「次の仕事は決まったんですか?」


「まだ。有給残ってるから今月一杯は一応ここの社員だし。冬のボーナスも丸々貰えるしね。のんびり探そうと思ってる」


「そうですね。岩本さんにピッタリの仕事、きっと見付かると思います」


「ん。ありがと」


礼を言いながら岩本さんが見せた笑顔は、清々しいほどに爽やかだった。



「涙涙のお別れか? 未練ったらしくて泣けるな」

突然の横槍に、岩本さんと二人揃って声のした方に視線をやった。



相も変わらず不愉快なことしか言わない人。


私の方は無視しようとしたのに、岩本さんが穏やかに返す。


「世話になったな、甲本。
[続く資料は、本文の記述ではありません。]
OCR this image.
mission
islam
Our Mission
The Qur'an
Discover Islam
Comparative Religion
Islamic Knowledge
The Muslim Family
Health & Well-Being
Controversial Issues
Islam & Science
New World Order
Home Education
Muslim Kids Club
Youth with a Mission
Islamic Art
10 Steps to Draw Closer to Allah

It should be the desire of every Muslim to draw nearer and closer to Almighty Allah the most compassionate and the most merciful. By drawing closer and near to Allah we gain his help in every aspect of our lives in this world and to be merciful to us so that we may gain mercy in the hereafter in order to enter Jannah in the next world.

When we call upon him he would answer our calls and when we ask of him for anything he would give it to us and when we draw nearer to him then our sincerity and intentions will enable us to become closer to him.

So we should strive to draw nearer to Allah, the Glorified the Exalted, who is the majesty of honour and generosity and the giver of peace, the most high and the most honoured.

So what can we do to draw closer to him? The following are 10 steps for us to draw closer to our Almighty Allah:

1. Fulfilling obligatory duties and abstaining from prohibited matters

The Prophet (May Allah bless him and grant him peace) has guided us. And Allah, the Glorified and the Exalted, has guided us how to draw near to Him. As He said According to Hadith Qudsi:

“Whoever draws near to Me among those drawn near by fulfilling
お望み通り、これで本当にさよならだ。お前の嫌味がもう聞けなくなるのは寂しい気もするけどね」


「愛し合ってんのに、気の毒になぁ。後悔と罪悪感がハンパねぇだろ? お前は一生それに苦しむんだろうなぁ。ざまぁだし」


言って甲本さんは愉しそうに笑う。



「あなたの方が気の毒。って言うか、可哀想な人」

居ても経っても居られなくなって、堪えきれずに口を開いた。


「はっ? 誰が見たって可哀想なのはお前らの方だろ?」

甲本さんはおどけた口調で返し、わざとらしく失笑を漏らす。